When the first digital driving voltage DVDD1 is received normally, the delay part 690 of the switching part 680 counts a delayed time (S115).

The first digital driving voltage DVDD1 drives the digital driving part 640 while the delay part 690 counts the delayed time (S120).

When the first digital driving voltage DVDD1 is not applied due to abnormal operation of the first voltage generating part 300, the switching part 680 turns off the data driving circuit 600 (S125).

While the first digital driving voltage DVDD1 drives the digital driving part 640, it is determined whether the counted delayed time is greater than or equal to a specific driving time (S130).

When the counted delayed time is greater than or equal to the specific driving time, the switching part 680 blocking the analog driving voltage AVDD makes the analog driving voltage AVDD pass through the switching part 680 (S135).

When the counted delayed time is less than the specific driving time at (S130), the delayed time is continuously counted until the counted delayed time is greater than or equal to the specific driving time (S115), and the first digital driving voltage DVDD1 drives the digital driving part 640 (S120).

The analog driving voltage AVDD passing through the switching part 680 drives the analog driving part 670 (S140).

Referring to FIG. 1, FIG. 2, FIG. 3, and FIG. 4B, the first digital driving voltage DVDD1 drives the digital driving part 640 as follows.

The shift register 610 is driven by the first digital driving voltage DVDD1 to generate sequential latch pulses (S116). Then, the data register 620 is driven by the first digital driving voltage DVDD1 to sequentially apply the digital data signal DATA2 to the latch 630 (S117). Then, the latch 630 is driven by the first digital driving voltage DVDD1, temporarily stores the digital data signal DATA2, which is synchronized with the latch pulse and is sequentially output, and latches the digital data signal DATA2.

Referring to FIG. 1, FIG. 2, FIG. 3, and FIG. 4C, the analog driving voltage AVDD drives by the analog driving part 670 as follows.

The DAC 650 is driven by the analog driving voltage AVDD and converts the digital data signal DATA2 latched to the analog data signal D1, D2, . . . , Dm based on the gamma reference voltage VGREF (S136). Then, the output buffer part 660 is driven by the analog driving voltage AVDD to buffer the analog data signal D1, D2, . . . , Dm and output the analog signal D1, D2, . . . , Dm to the data lines DL1, DL2, . . . , DLm of the display panel 100 (S137).

According to exemplary embodiments of the present invention, when a digital driving voltage is applied normally, an analog driving voltage is applied after the digital driving voltage. In addition, when the digital driving voltage is not applied, the analog driving voltage may be blocked.
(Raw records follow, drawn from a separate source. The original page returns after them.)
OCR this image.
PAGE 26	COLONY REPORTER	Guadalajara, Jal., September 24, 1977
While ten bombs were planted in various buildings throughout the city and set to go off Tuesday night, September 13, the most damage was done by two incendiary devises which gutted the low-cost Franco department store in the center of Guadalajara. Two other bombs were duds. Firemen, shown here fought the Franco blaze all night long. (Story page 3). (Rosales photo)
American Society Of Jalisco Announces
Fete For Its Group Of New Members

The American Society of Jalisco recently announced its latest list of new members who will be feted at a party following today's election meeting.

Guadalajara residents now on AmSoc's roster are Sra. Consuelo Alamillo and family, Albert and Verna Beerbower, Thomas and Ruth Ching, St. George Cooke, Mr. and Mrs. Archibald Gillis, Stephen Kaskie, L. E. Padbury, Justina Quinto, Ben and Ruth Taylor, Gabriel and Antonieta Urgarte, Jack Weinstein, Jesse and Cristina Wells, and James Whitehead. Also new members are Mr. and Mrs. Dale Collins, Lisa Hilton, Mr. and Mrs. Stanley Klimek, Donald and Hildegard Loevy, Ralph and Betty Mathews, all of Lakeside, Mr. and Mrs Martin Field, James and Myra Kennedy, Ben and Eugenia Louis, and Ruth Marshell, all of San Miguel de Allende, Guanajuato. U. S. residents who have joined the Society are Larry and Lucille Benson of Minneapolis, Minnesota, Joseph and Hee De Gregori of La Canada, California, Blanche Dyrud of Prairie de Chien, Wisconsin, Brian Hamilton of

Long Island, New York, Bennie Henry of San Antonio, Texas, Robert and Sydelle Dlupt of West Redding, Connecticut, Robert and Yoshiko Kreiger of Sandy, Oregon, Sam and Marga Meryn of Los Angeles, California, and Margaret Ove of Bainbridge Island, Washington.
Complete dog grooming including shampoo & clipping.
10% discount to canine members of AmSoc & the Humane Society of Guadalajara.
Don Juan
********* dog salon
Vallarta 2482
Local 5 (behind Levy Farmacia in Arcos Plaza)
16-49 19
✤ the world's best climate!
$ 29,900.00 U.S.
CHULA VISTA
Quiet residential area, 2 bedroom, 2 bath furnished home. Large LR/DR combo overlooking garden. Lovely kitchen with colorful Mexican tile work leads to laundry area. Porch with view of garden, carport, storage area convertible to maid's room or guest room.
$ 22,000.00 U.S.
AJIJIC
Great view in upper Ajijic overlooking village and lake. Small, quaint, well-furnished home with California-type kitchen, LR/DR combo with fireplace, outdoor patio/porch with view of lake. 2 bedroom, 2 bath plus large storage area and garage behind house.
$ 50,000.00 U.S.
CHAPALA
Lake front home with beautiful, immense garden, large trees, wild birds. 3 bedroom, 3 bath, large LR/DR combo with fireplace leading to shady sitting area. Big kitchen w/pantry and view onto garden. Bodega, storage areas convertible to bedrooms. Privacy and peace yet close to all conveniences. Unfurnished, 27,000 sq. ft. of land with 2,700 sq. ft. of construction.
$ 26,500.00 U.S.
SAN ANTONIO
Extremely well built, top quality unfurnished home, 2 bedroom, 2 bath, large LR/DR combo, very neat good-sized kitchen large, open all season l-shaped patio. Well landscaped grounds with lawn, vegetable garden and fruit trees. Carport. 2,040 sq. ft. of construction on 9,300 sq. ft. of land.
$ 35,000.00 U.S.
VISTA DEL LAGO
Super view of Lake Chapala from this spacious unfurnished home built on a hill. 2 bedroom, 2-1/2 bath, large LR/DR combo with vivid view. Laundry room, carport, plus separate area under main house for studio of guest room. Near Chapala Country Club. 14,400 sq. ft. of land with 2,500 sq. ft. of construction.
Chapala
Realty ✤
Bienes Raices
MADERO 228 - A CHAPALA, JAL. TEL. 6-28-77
Thus, the abnormal operation of a second voltage generating part may be prevented so that damage to a driving chip may be prevented.

It will be apparent to those skilled in the art that various modifications and variations can be made in the present invention without departing from the spirit or scope of the invention. Thus, it is intended that the present invention cover the modifications and variations of this invention provided they come within the scope of the appended claims and their equivalents.